The final transfer rate for the PCIe 3.0 standard finally has been nailed down, reports EChannelLine, establishing a blazingly fast 8 Gigatransfers per second (GTps) that's both backward compatible with current PCIe protocols and suitable for established silicon processes.
The speed is double the rate of the PCIe 2.0 architecture, which itself has only recently made its way to the market.
EE Times says the new standard emerged only after a sometimes testy debate at the PCI Special Interest Group over whether the I/O rate should have been set at 8 or 10 GTps. Some argued that the higher rate was necessary to maintain parity with faster processors and advanced networking technologies hitting the enterprise, although that argument apparently lost out to the desire for compatibility with the installed base of PCI equipment.

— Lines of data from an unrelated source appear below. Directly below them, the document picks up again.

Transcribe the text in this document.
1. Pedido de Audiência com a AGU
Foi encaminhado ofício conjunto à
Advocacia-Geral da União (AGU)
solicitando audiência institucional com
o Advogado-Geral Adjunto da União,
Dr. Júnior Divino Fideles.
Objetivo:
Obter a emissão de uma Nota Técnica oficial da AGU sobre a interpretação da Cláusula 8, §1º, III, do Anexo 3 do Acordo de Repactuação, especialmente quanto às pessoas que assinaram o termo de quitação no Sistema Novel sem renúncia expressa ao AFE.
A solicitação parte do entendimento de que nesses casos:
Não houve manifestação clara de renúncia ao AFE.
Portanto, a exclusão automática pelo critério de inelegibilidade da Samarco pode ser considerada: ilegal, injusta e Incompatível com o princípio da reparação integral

Still, the higher transfer lobby didn't walk away empty handed, as the group also decided to make a coding change the improves the efficiency of the system without jeopardizing backward compatibility. Current PCIe standards used the 8bit/10bit encoding system, which basically uses 10 bits of encoding to send 8 bits of data, which means they actually transmit about 20 percent less data than their rating -- 2.5 GTps in the case of PCIe 1.1 and 5 GTps for PCIe 2.0. By dumping the 8/10 encoding scheme in favor of a fixed-length packet technique, the 3.0 standard effectively doubles the transfer rate and provides a truer measure of its capabilities, although at the expense of additional processing power.
The full PCIe 3.0 specification isn't expected until late 2009, with any number of protocol extensions governing things like efficiency and power management. Even then, it could take two years before actual products hit the market, with the earliest systems likely to target video, graphics and other high bandwidth areas.